In 2020, there were over 21,000 homicides in the United States. Of this number, fewer than ten percent of these crimes were committed by a stranger. This means that more than nine out of every ten instances of murder occur at the hands of a friend, neighbor, or family member.

When it comes to sexual violence among juveniles, 93% of victims knew the person who was abusing them, and 34% of the perpetrators were family members of the victim.

Aside from violent crime and sexual abuse, we know that the verbal and emotional trauma that people suffer is usually experienced first in the “safety” of their homes. More often than not, it is our own fathers, mothers, sisters, and brothers who are most likely to hurt us.

In the Bible, the first story about two siblings, Cain and Abel, ends in murder, and the stories of physical, sexual, and emotional violence against family members continue throughout its pages. Joseph’s brothers sold him into slavery. King David’s son, Amnon, raped his half-sister Tamar. Some scholars even suggest that one of Noah’s sons slept with his own mother while his father was drunk.

Traumas experienced in families can have devastating long-term consequences on the emotional and physical health of victims. For instance, some studies suggest that eating disorders such as anorexia may be linked to family secrets concerning trauma and abuse.

When we are born into families, we have no choice but to accept our experiences of abuse as “normal.” Children of parents who yell and scream at each other may not realize that these are not acceptable behaviors in other homes. Likewise, children who grow up in environments where sexual abuse, drug addiction, and poverty are everyday realities are likely to carry the echoes of these experiences into future relationships.

Often, we think of sins as things that we do. However, another way to think about sin–and especially original sin–is to think of it as the negative, abusive, and harmful experiences of life into which we are born. Nobody is perfect, and even though a father or a mother may love their children very much, it is very likely that parents will be the first to harm their children, physically, emotionally, verbally, and even sexually. Sometimes, we are not even aware of the things that we do or say that have devastating long-term consequences.

The Bible says that we need to confess our sins to one another and pray for each other so that we can be healed. Yes, part of this involves confessing things that we have done to hurt others, but another part of this involves unburdening ourselves of the hurtful things that we experienced at the hands of our closest friends and family. Too often we try to cover up the abuses we experience from our moms, dads, and siblings and make excuses for them.

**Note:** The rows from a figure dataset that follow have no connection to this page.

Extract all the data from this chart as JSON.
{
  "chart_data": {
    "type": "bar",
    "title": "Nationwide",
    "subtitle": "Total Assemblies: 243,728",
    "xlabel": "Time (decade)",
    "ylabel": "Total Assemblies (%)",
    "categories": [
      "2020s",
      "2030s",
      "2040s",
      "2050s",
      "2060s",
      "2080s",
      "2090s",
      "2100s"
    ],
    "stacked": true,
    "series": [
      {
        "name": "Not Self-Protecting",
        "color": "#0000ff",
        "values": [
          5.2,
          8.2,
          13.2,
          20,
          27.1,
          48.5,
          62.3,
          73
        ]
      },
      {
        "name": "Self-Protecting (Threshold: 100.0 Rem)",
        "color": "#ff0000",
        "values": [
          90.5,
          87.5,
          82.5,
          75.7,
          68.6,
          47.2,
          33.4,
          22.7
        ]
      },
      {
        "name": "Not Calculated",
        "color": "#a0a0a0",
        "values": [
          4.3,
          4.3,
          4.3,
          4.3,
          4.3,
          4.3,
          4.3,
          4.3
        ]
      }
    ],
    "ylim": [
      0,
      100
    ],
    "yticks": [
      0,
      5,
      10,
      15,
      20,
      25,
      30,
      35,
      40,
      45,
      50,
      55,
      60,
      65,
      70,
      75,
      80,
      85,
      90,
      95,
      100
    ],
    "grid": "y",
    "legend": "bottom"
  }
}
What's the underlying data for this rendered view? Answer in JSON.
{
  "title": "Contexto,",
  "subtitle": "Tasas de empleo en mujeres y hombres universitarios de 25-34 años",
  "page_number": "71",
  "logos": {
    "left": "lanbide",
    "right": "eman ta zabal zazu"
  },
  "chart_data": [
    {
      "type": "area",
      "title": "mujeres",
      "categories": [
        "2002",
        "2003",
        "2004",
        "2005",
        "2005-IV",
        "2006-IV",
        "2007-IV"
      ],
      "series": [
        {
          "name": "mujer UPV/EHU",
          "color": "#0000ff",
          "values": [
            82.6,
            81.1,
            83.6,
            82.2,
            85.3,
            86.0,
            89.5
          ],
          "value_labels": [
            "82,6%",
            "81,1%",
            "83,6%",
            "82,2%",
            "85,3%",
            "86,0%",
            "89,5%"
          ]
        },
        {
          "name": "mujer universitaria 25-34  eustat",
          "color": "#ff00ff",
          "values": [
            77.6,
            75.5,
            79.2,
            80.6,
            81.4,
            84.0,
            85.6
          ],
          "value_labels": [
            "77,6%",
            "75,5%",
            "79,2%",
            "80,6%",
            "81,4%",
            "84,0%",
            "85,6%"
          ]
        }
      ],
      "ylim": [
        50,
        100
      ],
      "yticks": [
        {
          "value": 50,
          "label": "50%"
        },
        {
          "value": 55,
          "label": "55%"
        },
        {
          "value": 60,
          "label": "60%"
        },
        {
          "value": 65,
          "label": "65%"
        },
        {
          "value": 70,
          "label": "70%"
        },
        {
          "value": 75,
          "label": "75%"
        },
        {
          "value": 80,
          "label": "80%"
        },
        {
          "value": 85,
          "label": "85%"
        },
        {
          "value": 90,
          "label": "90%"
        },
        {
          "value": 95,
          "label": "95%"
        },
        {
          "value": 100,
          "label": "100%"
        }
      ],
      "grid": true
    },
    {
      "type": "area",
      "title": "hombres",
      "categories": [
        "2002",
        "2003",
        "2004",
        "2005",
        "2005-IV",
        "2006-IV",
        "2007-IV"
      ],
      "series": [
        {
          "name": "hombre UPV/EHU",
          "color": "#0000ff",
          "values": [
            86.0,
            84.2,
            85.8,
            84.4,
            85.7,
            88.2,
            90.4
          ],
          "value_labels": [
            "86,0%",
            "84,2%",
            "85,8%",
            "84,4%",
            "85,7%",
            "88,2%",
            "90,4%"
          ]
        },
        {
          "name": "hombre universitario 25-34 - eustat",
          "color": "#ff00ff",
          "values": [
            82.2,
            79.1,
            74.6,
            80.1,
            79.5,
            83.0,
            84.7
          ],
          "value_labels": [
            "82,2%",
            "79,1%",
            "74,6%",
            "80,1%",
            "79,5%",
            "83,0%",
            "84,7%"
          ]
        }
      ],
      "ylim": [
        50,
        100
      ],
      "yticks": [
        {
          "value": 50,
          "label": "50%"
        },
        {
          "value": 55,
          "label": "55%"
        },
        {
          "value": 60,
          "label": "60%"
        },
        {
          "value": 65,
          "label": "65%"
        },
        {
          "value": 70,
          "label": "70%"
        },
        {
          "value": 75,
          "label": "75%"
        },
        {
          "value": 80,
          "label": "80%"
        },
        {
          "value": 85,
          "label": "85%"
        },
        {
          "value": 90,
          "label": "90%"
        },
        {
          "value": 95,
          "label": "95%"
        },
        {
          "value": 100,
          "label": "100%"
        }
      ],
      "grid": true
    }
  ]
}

However, this does not resolve the pain and long-term consequences of those experiences.

There’s an old expression that “hurt people hurt people.” This means that when people are hurt by others, they are likely to hurt others in the same way. For instance, a child who is pinched by an older sibling may begin pinching a younger sibling. We learn our bad behaviors from others, and then we pass them along.

However, we can also accept the saying that “healed people heal people.” When we have experienced healing from the injuries we have received from others, we are better equipped to be able to bring healing to others.

If you are hurting, it is important to find someone trustworthy with whom you can share your suffering. Christians are commanded to “bear one another’s burdens, and so fulfill the law of Christ.” People who have been healed by Christ have learned how to help others heal.

The goal of confession is healing. An important step in that process involves forgiving the people who have caused you pain. However, it is impossible to fully forgive someone until you have fully experienced your pain. If you try to forgive others before you have acknowledged the pain they have caused, your healing will be incomplete.